2021年7月8日
高次脳機能障害の後遺障害申請のポイント
1 交通事故で高次脳機能障害の後遺症が残存した場合、後遺障害申請をするためには、後遺障害診断書だけでは足りません。
後遺障害診断書の他に、「頭部外傷後の意識障害についての所見」「神経系統の障害に関する医学的意見」「日常生活状況報告」といった書類が必要になります。その他にも画像や検査記録も自賠責保険に提出することになりますが、前記書類は必ず揃える必要があります。
後遺障害診断書、「頭部外傷後の意識障害についての所見」、「神経系統の障害に関する医学的意見」については、被害者の治療に当たった医師に作成してもらうことなります。これらの作成についても、高次脳機能障害特有の難しさがあるのですが、今回は、「日常生活状況報告」についてご説明したいと思います。
この「日常生活状況報告」は、医師ではなく、被害者の事故前、事故後の様子を知っている方が作成します。実務上は、同居されているご家族が作成することが多いです。「日常生活状況報告」は、高次脳機能障害の程度(何級に該当する障害が残っているか)を、等級認定機関である損害保険料率算出機構が判断するうえで極めて重要な資料になります。
しかし、被害者のご家族が「日常生活状況報告」を作成するのは、多くの場合初めてのため、どのように書いたらいいのかわからないということも多いようです。そのため、実際の日常生活や労務上の支障をうまく記載できていないといことが多く見受けられます。このような場合、実際の支障の程度を考えれば、5級、7級の等級に該当するのに、「日常生活状況報告」の記載が不十分なため、9級、あるいは非該当ということになってしまいかねません。実際に、当事務所で異議申し立てから受任した事案で、日常生活状況報告書をより詳細に作成し直し、等級が上がったというケースがあります。
また、ご家族や被害者本人が日常生活や労務上の支障に気づいていないというケースもあります。当事務所で担当したケースでも、最初に作成していただいた「日常生活状況報告」では、支障がほとんどないということになっていたものの、ご家族に弁護士が詳しく聴取したところ、様々な支障が出てきたということがありました。改めて日常生活状況報告を作成し直し、被害者請求したところ、高次脳機能障害で等級が認定されました。
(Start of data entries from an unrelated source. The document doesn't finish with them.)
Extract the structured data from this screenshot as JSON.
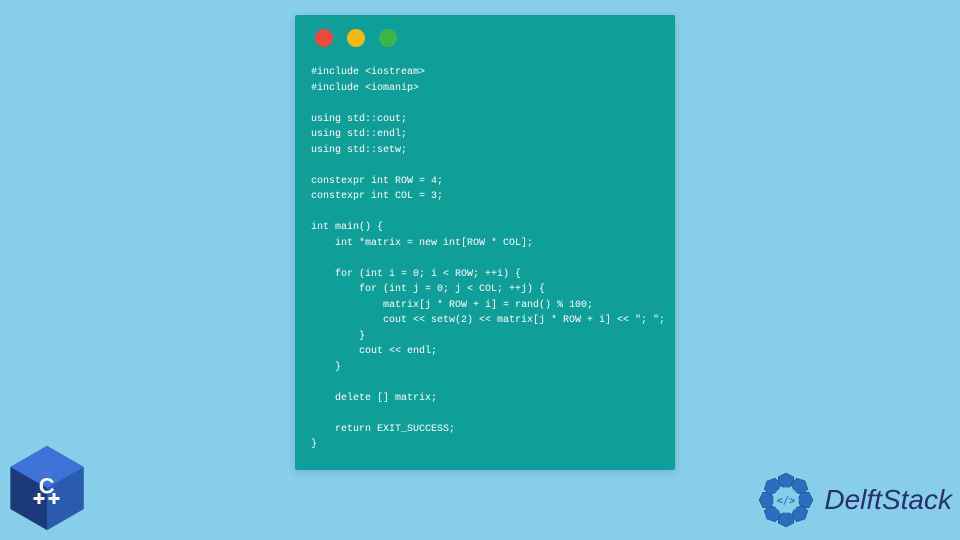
{
  "code_window": {
    "dots": [
      "red",
      "yellow",
      "green"
    ],
    "code_lines": [
      "#include <iostream>",
      "#include <iomanip>",
      "",
      "using std::cout;",
      "using std::endl;",
      "using std::setw;",
      "",
      "constexpr int ROW = 4;",
      "constexpr int COL = 3;",
      "",
      "int main() {",
      "    int *matrix = new int[ROW * COL];",
      "",
      "    for (int i = 0; i < ROW; ++i) {",
      "        for (int j = 0; j < COL; ++j) {",
      "            matrix[j * ROW + i] = rand() % 100;",
      "            cout << setw(2) << matrix[j * ROW + i] << \"; \";",
      "        }",
      "        cout << endl;",
      "    }",
      "",
      "    delete [] matrix;",
      "",
      "    return EXIT_SUCCESS;",
      "}"
    ]
  },
  "cpp_logo": {
    "label": "C",
    "plus_count": 2
  },
  "brand": {
    "name": "DelftStack"
  }
}
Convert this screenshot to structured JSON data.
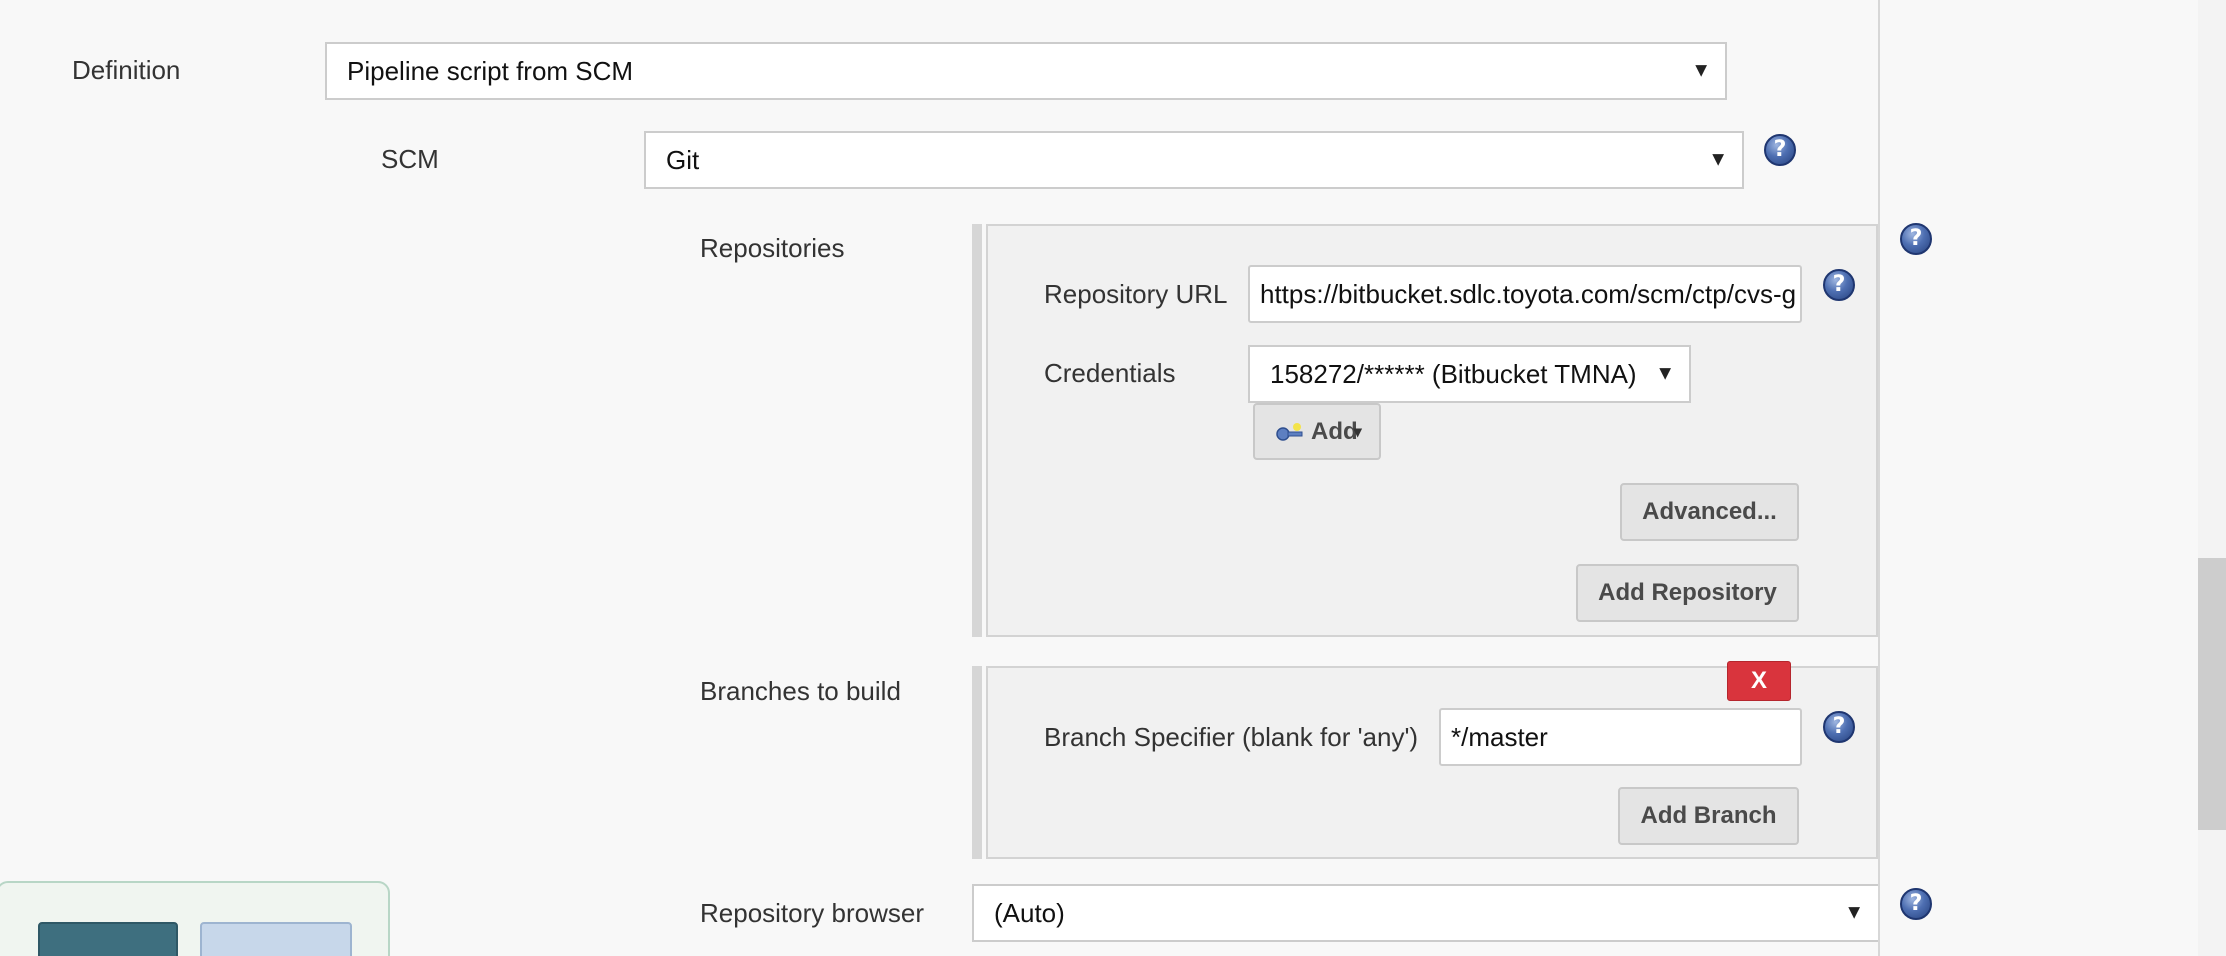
{
  "definition": {
    "label": "Definition",
    "selected": "Pipeline script from SCM"
  },
  "scm": {
    "label": "SCM",
    "selected": "Git"
  },
  "repositories": {
    "label": "Repositories",
    "repository_url": {
      "label": "Repository URL",
      "value": "https://bitbucket.sdlc.toyota.com/scm/ctp/cvs-g"
    },
    "credentials": {
      "label": "Credentials",
      "selected": "158272/****** (Bitbucket TMNA)",
      "add_label": "Add"
    },
    "advanced_label": "Advanced...",
    "add_repository_label": "Add Repository"
  },
  "branches": {
    "label": "Branches to build",
    "delete_label": "X",
    "branch_specifier": {
      "label": "Branch Specifier (blank for 'any')",
      "value": "*/master"
    },
    "add_branch_label": "Add Branch"
  },
  "repository_browser": {
    "label": "Repository browser",
    "selected": "(Auto)"
  },
  "icons": {
    "help": "help-icon",
    "dropdown": "dropdown-caret-icon",
    "credentials_add": "key-icon"
  },
  "colors": {
    "background": "#f8f8f8",
    "delete": "#d9343d",
    "help": "#4e6fb2",
    "save": "#3e6f7f",
    "apply": "#c7d7ea"
  }
}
9級に該当するかどうかという障害だと、被害者本人やご家族が支障に気づかないというケースも多いです。当事務所ではそのような場合であっても、弁護士やスタッフがご家族やご本人、場合によっては勤務先から詳細に事情を聞き取り、被害者ご本人やご家族が気付いていない支障をあぶり出します。
「日常生活状況報告」はできる限り具体的に記載することが適正な等級認定を得るうえで重要になりますが、初めて事故に遭われたご家族が作成するのは簡単ではありません。当事務所では、ご家族の打ち合わせの上、「日常生活状況報告」の作成をアドバイスさせていただいております。また、「日常生活状況報告」では足りない場合は、当事務所オリジナルの書式を使って、補充をすることも少なくありません。
高次脳機能障害は、非常に重篤な障害です。当事務所は、高次脳機能障害の被害者の方が適正な賠償を得るために、全力でサポート致します。